His was not the lone voice in the wilderness:  Lord Elton (tragically not John), a former Conservative minister whose wife is aide to the Queen, supported the proposal.

Said Lord True:

What happens if we have a lesbian queen in a same-sex marriage who conceives using an egg implanted with donor sperm?  The law should be clear, but this is a question that has not been thought through in the Bill.”

He was only assuaged when he received confirmation existing laws meant only a Royal child born to heterosexual parents would be included in the line of succession.


Lord True didn’t go quietly, however, prophesying, “This may seem fanciful or long in the future, but I believe Parliament should reflect on it … I believe the question will inevitably arise.”

Richard I -
A gay man
So what if it does?  Will it really matter if a future King or Queen has a child with his or her same-sex partner / spouse via surrogacy?  Is it the surrogacy point that is the problem?  It must be, because it’s not as if LGBT individuals are unheard of in the Royal lineage.  William II (William Rufus) of England is widely recognised as gay.  He died without issue, but the proposals of Lords True and Elton (not John), if taken to their natural conclusion, would hold his children less entitled to succeed to the throne because of their father’s sexual orientation.  Likewise, on all counts, Richard I (the Lionheart). 

A gay or bisexual man (depicted here
as King James VI / I)

Edward II (he of the apocryphal red-hot poker inserted up his anus) had five children by Isabella of France.  He, too, is thought to have been gay.  Are his children any less entitled to participate in the line of succession by virtue of their parents' wedding having a whiff of lavender about it?  Or is the line of succession saved because he entered into a sham marriage? 

And let’s not forget James I of Great Britain, described alternatively as either gay or bisexual.  He had seven children with the woman who might or might not have been his “beard”, Anne of Denmark.  His sexuality did not end the line of succession. 

None of the nay-saying deals with the elephant in the room, namely that hereditary monarchy is unfair and elitist.  A much more relevant debate would be whether, in a modern and democratic society, anybody should be expected to defer to another simply because of accident of birth.  Given the absurdity of that system enduring, I wonder whether we don’t have better things to worry about than whether a future monarch is born to a gay King or lesbian Queen. 
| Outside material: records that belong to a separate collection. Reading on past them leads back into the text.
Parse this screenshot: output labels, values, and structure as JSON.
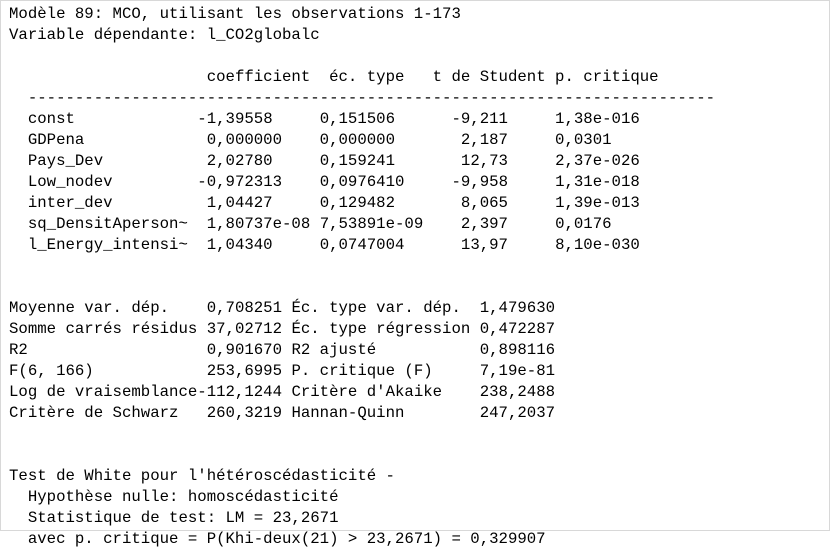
{
  "model": {
    "title": "Modèle 89: MCO, utilisant les observations 1-173",
    "dependent": "Variable dépendante: l_CO2globalc"
  },
  "coef_table": {
    "headers": [
      "coefficient",
      "éc. type",
      "t de Student",
      "p. critique"
    ],
    "separator": "-------------------------------------------------------------------------",
    "rows": [
      {
        "name": "const",
        "coef": "-1,39558",
        "se": "0,151506",
        "t": "-9,211",
        "p": "1,38e-016"
      },
      {
        "name": "GDPena",
        "coef": "0,000000",
        "se": "0,000000",
        "t": "2,187",
        "p": "0,0301"
      },
      {
        "name": "Pays_Dev",
        "coef": "2,02780",
        "se": "0,159241",
        "t": "12,73",
        "p": "2,37e-026"
      },
      {
        "name": "Low_nodev",
        "coef": "-0,972313",
        "se": "0,0976410",
        "t": "-9,958",
        "p": "1,31e-018"
      },
      {
        "name": "inter_dev",
        "coef": "1,04427",
        "se": "0,129482",
        "t": "8,065",
        "p": "1,39e-013"
      },
      {
        "name": "sq_DensitAperson~",
        "coef": "1,80737e-08",
        "se": "7,53891e-09",
        "t": "2,397",
        "p": "0,0176"
      },
      {
        "name": "l_Energy_intensi~",
        "coef": "1,04340",
        "se": "0,0747004",
        "t": "13,97",
        "p": "8,10e-030"
      }
    ]
  },
  "stats": [
    {
      "label1": "Moyenne var. dép.",
      "value1": "0,708251",
      "label2": "Éc. type var. dép.",
      "value2": "1,479630"
    },
    {
      "label1": "Somme carrés résidus",
      "value1": "37,02712",
      "label2": "Éc. type régression",
      "value2": "0,472287"
    },
    {
      "label1": "R2",
      "value1": "0,901670",
      "label2": "R2 ajusté",
      "value2": "0,898116"
    },
    {
      "label1": "F(6, 166)",
      "value1": "253,6995",
      "label2": "P. critique (F)",
      "value2": "7,19e-81"
    },
    {
      "label1": "Log de vraisemblance",
      "value1": "-112,1244",
      "label2": "Critère d'Akaike",
      "value2": "238,2488"
    },
    {
      "label1": "Critère de Schwarz",
      "value1": "260,3219",
      "label2": "Hannan-Quinn",
      "value2": "247,2037"
    }
  ],
  "white_test": {
    "title": "Test de White pour l'hétéroscédasticité -",
    "hypothesis": "Hypothèse nulle: homoscédasticité",
    "statistic": "Statistique de test: LM = 23,2671",
    "pvalue": "avec p. critique = P(Khi-deux(21) > 23,2671) = 0,329907"
  }
}
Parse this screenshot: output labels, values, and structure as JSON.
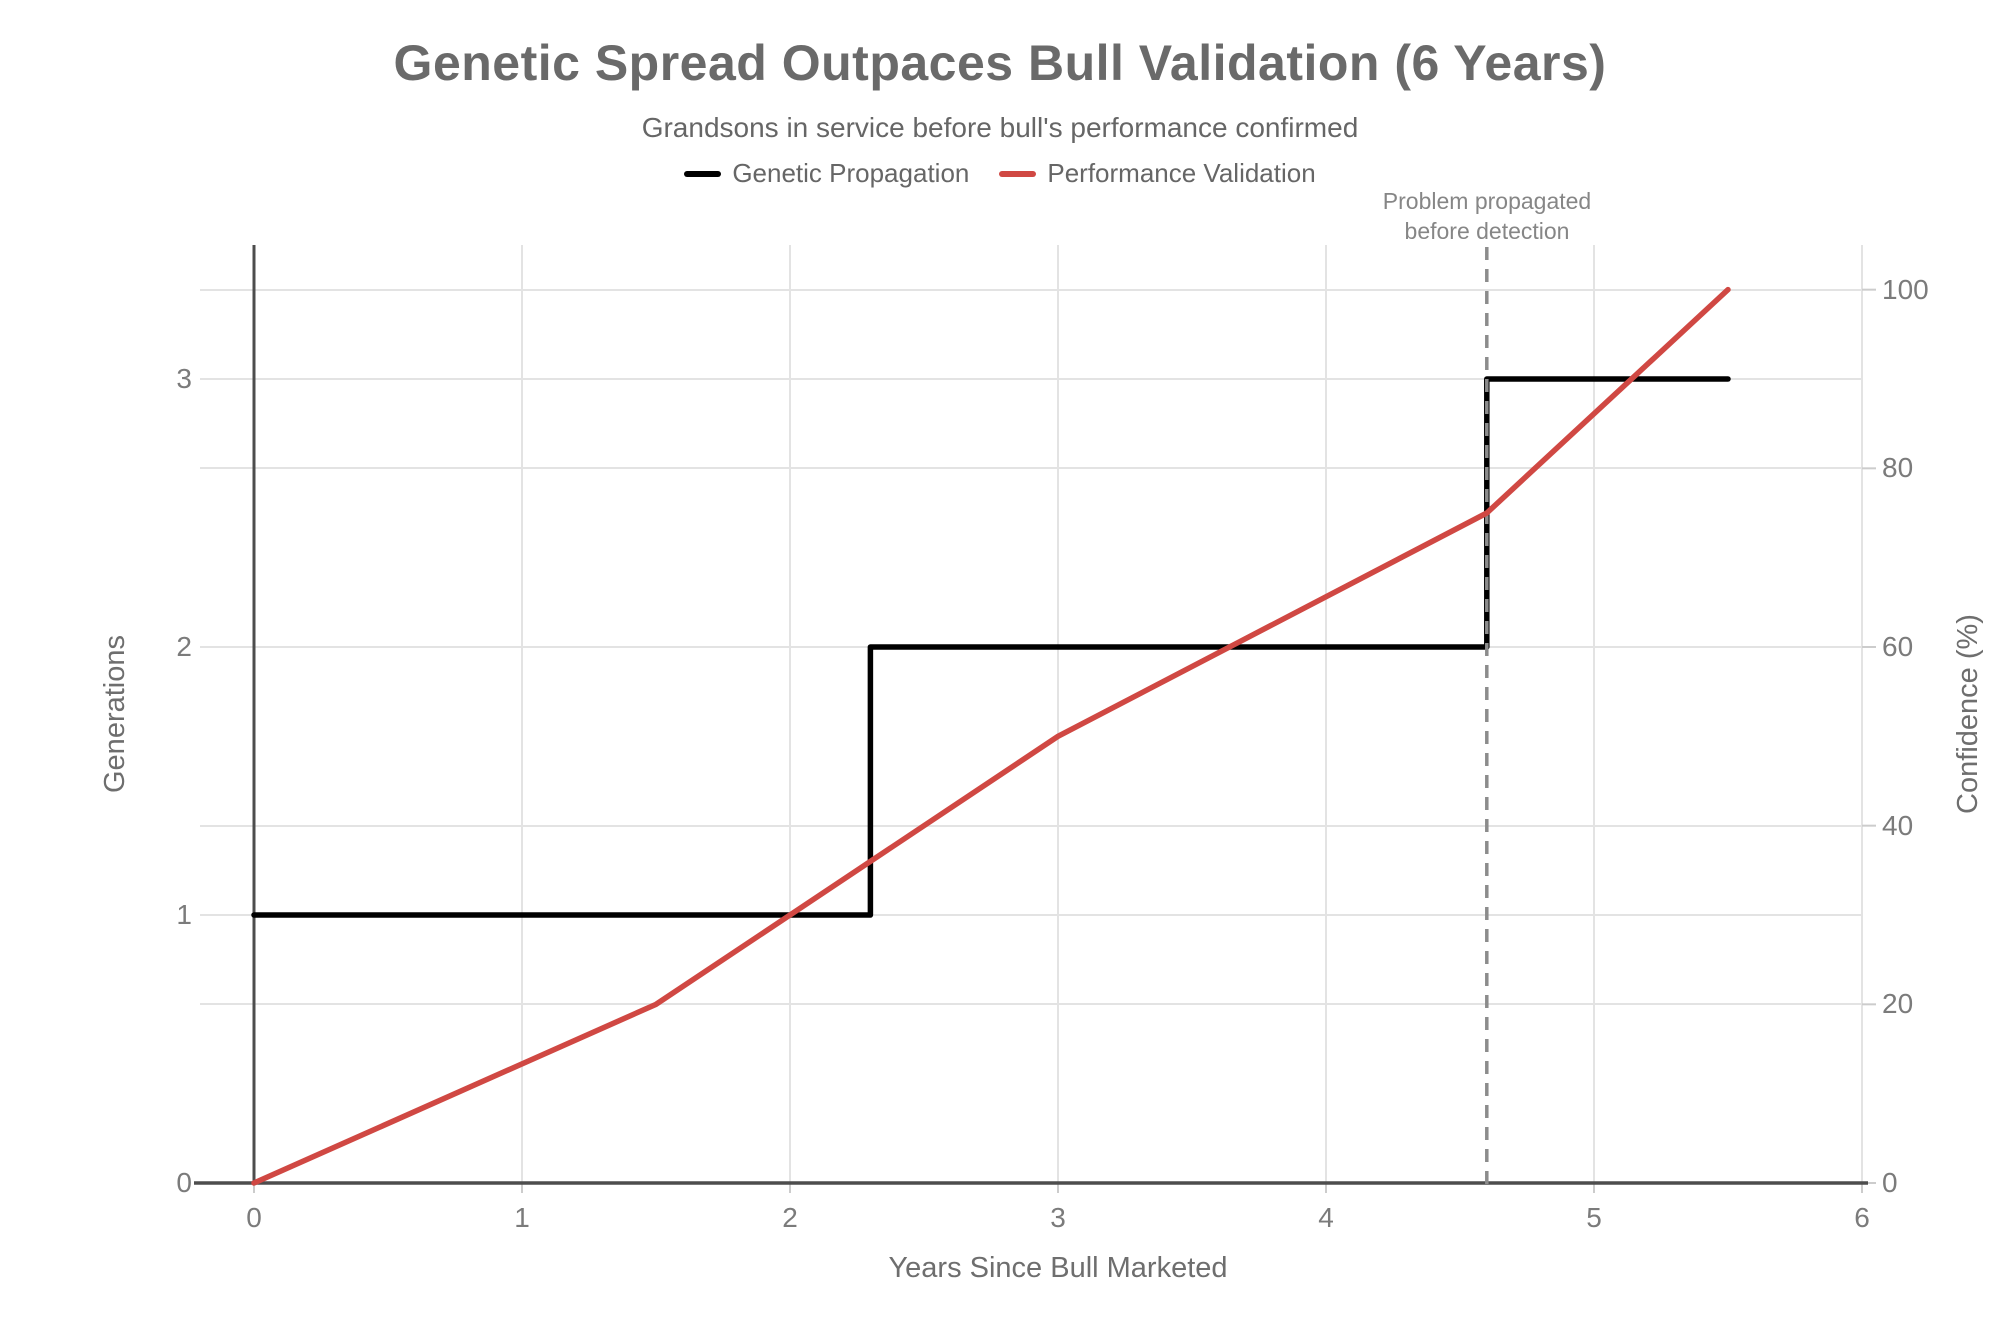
{
  "chart": {
    "title": "Genetic Spread Outpaces Bull Validation (6 Years)",
    "subtitle": "Grandsons in service before bull's performance confirmed",
    "legend": [
      {
        "label": "Genetic Propagation",
        "color": "#000000"
      },
      {
        "label": "Performance Validation",
        "color": "#d04843"
      }
    ],
    "annotation": {
      "line1": "Problem propagated",
      "line2": "before detection"
    },
    "x_axis": {
      "title": "Years Since Bull Marketed",
      "ticks": [
        "0",
        "1",
        "2",
        "3",
        "4",
        "5",
        "6"
      ]
    },
    "y_axis_left": {
      "title": "Generations",
      "ticks": [
        "0",
        "1",
        "2",
        "3"
      ]
    },
    "y_axis_right": {
      "title": "Confidence (%)",
      "ticks": [
        "0",
        "20",
        "40",
        "60",
        "80",
        "100"
      ]
    }
  },
  "chart_data": {
    "type": "line",
    "title": "Genetic Spread Outpaces Bull Validation (6 Years)",
    "subtitle": "Grandsons in service before bull's performance confirmed",
    "xlabel": "Years Since Bull Marketed",
    "ylabel_left": "Generations",
    "ylabel_right": "Confidence (%)",
    "x_range": [
      0,
      6
    ],
    "x_ticks": [
      0,
      1,
      2,
      3,
      4,
      5,
      6
    ],
    "y_left_range": [
      0,
      3.5
    ],
    "y_left_ticks": [
      0,
      1,
      2,
      3
    ],
    "y_right_range": [
      0,
      105
    ],
    "y_right_ticks": [
      0,
      20,
      40,
      60,
      80,
      100
    ],
    "grid": true,
    "legend_position": "top",
    "series": [
      {
        "name": "Genetic Propagation",
        "axis": "left",
        "color": "#000000",
        "style": "step",
        "points": [
          [
            0,
            1
          ],
          [
            2.3,
            1
          ],
          [
            2.3,
            2
          ],
          [
            4.6,
            2
          ],
          [
            4.6,
            3
          ],
          [
            5.5,
            3
          ]
        ]
      },
      {
        "name": "Performance Validation",
        "axis": "right",
        "color": "#d04843",
        "style": "linear",
        "points": [
          [
            0,
            0
          ],
          [
            1.5,
            20
          ],
          [
            3,
            50
          ],
          [
            4.6,
            75
          ],
          [
            5.5,
            100
          ]
        ]
      }
    ],
    "vline": {
      "x": 4.6,
      "style": "dashed",
      "color": "#8c8c8c",
      "label": "Problem propagated before detection"
    }
  },
  "colors": {
    "background": "#ffffff",
    "title": "#6a6a6a",
    "subtitle": "#666666",
    "legend_text": "#666666",
    "tick_text": "#7b7b7b",
    "axis_title_text": "#6e6e6e",
    "axis_line": "#4d4d4d",
    "grid_line": "#e3e3e3",
    "minor_tick": "#cccccc",
    "dashed_line": "#8c8c8c",
    "annotation_text": "#868686",
    "series_black": "#000000",
    "series_red": "#d04843"
  }
}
In the meantime, I’m confident Lords True and Elton (not John) can rest a little easier knowing their concerns about the demise of the monarchy due to the problems visited by same-sex relationships are more “Chicken Licken’” – unwarranted fears the sky is falling - than founded in reality. 

The Succession to the Crown Bill is scheduled for its Third Reading in the House of Lords on 22 April 2013.